Why we don’t see Text Recognition being used as often as it should be? I’m a bit of a loss to say why but I do think with the plethora of other AI options, in particular Facial Recognition which is a big winner, Text Recognition is simply overlooked. I’m taking this on as something that databasics can improve on, with more attention during the onboarding process and proactively finding usages for such inbuilt features to benefit our customers.
Get Text Recognition free of charge with Canto DAM subscription.
Optical Character Recognition (OCR)
The OCR feature in Canto is using Amazon’s Textract feature. This is described as a machine learning (ML) service that automatically extracts text, handwriting, and data from scanned documents.
OCR works on pdf document only. The OCR feature is effectively performing what was previously implemented in document scanners as OCR. The process to recognise the optical characters has been moved from the scanner technology to Amazon.
This is a feature that is used by our customers extensively. It is commonly expected by most users that they will be able to search on their PDF documents by the embedded text. As such OCR meets a user expectation and gets a high level of usage.
Get OCR free of charge with Canto DAM subscription.
The most highly regarded AI capability commonly available within Canto is Facial Recognition, and for good reasons. Faces are everywhere and form a majority of searchable content for most users. When implemented well, Facial Recognition works easily and provides for instant findability across both images and video.

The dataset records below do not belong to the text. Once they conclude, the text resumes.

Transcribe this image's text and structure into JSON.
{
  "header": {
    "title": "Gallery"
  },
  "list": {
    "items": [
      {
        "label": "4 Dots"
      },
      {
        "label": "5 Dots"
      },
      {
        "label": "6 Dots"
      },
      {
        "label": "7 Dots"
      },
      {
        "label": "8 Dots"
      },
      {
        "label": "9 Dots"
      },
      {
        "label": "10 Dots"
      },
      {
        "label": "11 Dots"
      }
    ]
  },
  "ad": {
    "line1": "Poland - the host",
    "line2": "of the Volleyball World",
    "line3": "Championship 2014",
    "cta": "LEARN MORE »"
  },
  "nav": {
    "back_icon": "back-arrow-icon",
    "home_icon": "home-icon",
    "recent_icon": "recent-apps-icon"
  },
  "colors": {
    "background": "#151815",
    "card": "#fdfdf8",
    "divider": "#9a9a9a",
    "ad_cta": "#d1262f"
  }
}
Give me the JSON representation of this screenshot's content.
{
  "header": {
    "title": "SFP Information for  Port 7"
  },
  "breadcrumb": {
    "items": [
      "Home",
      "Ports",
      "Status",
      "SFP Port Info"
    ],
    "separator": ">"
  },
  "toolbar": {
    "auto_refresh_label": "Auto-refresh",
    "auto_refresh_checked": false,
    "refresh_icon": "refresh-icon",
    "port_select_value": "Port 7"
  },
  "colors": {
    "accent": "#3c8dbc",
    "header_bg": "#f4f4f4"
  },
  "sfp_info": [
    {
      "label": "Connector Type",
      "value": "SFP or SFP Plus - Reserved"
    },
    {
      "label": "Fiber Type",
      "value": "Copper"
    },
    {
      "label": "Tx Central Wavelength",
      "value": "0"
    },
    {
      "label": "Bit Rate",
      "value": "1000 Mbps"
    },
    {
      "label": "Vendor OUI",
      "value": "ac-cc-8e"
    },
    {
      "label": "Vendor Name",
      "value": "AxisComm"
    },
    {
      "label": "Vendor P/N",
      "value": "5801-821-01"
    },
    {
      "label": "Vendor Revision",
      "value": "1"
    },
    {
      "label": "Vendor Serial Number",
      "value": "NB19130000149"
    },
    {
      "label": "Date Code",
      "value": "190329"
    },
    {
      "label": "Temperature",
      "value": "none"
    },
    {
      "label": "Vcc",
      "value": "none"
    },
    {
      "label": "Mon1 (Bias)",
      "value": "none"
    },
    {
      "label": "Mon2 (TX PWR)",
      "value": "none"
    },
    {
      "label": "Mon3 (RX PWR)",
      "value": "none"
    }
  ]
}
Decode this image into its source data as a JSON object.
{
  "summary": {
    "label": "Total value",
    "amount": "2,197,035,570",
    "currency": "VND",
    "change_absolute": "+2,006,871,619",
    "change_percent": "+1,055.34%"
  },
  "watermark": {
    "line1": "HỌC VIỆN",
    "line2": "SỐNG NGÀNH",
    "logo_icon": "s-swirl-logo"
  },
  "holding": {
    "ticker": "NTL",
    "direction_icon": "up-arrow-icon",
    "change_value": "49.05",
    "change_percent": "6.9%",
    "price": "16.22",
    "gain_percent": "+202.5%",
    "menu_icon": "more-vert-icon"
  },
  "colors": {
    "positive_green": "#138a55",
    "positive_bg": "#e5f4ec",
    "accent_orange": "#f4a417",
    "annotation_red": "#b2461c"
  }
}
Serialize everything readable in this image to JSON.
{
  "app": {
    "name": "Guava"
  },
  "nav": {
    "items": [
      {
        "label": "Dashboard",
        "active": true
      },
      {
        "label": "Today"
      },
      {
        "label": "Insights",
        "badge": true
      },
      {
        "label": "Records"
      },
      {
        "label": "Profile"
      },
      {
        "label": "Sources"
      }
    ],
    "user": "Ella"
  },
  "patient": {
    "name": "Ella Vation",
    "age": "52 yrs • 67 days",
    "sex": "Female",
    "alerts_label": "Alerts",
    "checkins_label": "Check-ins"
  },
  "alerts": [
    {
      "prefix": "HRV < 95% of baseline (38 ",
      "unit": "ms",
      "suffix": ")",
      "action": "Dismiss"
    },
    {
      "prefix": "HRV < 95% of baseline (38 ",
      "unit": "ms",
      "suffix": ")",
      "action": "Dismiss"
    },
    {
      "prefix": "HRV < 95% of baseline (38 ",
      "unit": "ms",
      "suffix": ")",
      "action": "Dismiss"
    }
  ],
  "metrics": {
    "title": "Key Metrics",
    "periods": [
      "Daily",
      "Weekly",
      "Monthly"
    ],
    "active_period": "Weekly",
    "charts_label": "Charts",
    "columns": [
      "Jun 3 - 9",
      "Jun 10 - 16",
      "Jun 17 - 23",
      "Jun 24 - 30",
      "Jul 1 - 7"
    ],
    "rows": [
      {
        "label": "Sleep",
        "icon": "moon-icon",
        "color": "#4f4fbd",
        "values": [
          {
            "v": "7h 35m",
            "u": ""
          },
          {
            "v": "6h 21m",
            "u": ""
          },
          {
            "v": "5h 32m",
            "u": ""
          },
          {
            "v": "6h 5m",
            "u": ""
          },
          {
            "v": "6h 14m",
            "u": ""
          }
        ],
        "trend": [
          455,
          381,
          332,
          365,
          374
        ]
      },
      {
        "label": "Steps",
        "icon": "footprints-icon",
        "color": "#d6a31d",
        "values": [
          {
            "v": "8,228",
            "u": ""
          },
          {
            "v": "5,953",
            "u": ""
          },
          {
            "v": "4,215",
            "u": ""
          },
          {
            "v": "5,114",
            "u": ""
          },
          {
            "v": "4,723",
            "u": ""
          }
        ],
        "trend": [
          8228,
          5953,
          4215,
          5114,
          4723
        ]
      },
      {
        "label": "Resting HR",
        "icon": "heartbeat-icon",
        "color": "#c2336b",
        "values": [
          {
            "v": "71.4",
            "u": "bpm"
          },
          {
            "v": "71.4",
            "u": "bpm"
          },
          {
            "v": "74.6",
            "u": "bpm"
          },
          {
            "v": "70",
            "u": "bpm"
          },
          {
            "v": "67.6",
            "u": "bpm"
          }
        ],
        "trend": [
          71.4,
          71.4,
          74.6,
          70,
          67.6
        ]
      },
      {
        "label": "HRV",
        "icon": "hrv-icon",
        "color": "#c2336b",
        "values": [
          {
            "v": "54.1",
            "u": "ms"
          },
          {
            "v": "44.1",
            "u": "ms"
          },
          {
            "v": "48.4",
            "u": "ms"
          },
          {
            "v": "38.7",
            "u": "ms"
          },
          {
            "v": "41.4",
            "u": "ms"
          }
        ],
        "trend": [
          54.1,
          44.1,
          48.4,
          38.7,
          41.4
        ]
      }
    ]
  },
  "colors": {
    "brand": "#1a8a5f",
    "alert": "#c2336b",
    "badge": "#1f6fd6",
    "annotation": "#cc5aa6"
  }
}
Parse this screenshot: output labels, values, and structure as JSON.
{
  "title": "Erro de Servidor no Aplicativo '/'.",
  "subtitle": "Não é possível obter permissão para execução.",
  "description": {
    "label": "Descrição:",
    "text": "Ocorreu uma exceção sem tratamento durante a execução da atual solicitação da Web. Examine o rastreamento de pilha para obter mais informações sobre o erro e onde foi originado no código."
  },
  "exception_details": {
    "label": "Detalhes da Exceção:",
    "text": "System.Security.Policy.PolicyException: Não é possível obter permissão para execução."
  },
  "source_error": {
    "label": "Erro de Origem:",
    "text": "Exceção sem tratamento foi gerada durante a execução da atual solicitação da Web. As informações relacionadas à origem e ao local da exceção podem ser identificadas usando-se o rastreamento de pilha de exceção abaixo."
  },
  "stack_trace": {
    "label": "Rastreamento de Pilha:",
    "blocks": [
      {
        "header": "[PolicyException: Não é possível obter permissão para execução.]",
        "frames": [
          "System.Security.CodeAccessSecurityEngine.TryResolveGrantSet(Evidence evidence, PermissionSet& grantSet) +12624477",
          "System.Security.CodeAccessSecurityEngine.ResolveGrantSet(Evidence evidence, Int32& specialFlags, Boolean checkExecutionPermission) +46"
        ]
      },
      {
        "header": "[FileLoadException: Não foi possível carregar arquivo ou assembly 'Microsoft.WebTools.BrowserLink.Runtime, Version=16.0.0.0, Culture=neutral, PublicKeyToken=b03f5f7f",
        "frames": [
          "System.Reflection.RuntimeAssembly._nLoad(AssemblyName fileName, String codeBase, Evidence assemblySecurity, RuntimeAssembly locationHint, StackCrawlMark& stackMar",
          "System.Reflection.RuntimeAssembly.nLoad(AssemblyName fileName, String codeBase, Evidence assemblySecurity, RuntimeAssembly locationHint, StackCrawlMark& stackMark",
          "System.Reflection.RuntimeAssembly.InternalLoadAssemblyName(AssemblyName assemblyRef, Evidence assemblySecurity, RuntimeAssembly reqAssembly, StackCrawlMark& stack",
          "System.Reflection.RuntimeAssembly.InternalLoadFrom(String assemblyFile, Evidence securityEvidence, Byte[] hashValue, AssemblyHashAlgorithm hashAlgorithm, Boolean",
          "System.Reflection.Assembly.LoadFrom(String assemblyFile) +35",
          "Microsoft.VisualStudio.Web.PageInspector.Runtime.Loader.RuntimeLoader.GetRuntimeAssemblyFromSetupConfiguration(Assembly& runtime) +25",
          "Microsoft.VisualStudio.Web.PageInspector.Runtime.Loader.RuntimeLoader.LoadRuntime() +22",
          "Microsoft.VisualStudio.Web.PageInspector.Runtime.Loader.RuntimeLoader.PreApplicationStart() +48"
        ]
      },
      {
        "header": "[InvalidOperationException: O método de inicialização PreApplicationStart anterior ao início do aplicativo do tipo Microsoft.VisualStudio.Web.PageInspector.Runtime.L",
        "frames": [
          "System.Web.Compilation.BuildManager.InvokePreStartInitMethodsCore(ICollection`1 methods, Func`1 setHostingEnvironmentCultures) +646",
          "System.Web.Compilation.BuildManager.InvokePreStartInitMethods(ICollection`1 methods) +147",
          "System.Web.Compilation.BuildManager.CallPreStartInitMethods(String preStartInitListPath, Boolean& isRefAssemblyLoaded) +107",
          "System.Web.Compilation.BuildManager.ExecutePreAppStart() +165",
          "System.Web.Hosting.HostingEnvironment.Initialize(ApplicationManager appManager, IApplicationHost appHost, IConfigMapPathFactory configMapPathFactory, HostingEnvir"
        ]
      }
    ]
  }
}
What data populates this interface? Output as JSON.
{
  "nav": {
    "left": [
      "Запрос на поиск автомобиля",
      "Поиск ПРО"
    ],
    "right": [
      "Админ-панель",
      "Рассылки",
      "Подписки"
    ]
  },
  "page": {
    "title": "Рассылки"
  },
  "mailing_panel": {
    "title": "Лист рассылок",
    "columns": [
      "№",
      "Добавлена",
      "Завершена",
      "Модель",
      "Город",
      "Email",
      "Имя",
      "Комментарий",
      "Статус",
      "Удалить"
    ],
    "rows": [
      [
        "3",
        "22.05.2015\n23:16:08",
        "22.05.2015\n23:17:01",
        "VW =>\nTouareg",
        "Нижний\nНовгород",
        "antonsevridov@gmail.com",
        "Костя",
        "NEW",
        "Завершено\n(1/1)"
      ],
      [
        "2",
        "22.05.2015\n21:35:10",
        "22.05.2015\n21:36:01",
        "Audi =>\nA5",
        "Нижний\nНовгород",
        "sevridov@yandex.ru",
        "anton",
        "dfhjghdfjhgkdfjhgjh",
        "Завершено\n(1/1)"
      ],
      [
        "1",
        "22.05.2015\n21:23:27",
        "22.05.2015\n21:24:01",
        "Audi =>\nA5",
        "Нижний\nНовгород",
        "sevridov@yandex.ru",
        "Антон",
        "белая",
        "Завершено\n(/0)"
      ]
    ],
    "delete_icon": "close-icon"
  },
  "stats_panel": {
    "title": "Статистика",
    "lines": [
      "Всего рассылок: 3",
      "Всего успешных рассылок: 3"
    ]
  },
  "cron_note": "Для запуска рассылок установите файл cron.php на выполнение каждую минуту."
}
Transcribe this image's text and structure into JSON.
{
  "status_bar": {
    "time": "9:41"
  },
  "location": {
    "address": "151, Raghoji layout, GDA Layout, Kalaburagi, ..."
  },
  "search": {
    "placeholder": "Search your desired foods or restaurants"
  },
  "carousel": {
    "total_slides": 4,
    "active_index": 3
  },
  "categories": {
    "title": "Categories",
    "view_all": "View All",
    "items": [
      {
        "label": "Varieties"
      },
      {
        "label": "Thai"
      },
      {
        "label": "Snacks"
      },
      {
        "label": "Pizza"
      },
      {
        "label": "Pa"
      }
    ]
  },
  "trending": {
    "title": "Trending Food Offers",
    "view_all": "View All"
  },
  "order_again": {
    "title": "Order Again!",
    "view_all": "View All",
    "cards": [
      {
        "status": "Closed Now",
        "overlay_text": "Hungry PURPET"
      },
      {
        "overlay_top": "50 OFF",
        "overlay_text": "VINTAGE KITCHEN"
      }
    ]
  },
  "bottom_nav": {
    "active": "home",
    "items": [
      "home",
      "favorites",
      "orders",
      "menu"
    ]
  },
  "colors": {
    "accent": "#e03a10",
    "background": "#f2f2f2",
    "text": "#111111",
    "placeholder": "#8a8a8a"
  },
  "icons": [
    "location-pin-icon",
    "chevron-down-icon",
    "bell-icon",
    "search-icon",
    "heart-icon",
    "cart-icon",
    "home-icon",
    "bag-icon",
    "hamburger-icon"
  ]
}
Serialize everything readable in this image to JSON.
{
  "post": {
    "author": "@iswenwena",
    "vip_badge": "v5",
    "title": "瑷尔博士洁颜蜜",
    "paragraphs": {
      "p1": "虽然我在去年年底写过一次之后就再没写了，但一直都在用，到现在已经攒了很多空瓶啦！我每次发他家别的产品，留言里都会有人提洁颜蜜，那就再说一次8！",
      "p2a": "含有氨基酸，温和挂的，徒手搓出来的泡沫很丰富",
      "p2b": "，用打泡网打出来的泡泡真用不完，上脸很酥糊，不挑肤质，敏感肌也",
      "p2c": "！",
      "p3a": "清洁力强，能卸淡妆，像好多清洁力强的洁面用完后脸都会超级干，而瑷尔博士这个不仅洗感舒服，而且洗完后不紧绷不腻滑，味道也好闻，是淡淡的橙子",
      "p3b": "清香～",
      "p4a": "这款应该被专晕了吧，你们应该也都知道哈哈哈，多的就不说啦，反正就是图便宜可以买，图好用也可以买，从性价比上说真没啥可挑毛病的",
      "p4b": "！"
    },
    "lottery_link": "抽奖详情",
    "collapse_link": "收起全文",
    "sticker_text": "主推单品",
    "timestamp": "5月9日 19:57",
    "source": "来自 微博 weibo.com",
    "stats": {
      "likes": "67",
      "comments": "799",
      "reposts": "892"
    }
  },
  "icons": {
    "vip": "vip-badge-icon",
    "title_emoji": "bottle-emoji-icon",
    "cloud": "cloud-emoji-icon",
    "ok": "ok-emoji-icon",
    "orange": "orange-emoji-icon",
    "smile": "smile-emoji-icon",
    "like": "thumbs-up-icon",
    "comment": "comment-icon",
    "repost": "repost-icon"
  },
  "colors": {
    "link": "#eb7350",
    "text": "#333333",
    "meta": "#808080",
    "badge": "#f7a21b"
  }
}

Transcription for video and OCR for PDFs are used commonly and are highly valuable by our customers. The spoken and written word is common throughout most digital assets and there is a high level of expectancy that this content will be available during the search process.
Other forms of AI are also available within Canto and get utilised to various levels depending upon applicability to the content being managed, user’s expectations and front of mind awareness. Perhaps better user interfaces, and more informed onboarding processes will increase the uptake of more forms of AI capabilities within Canto.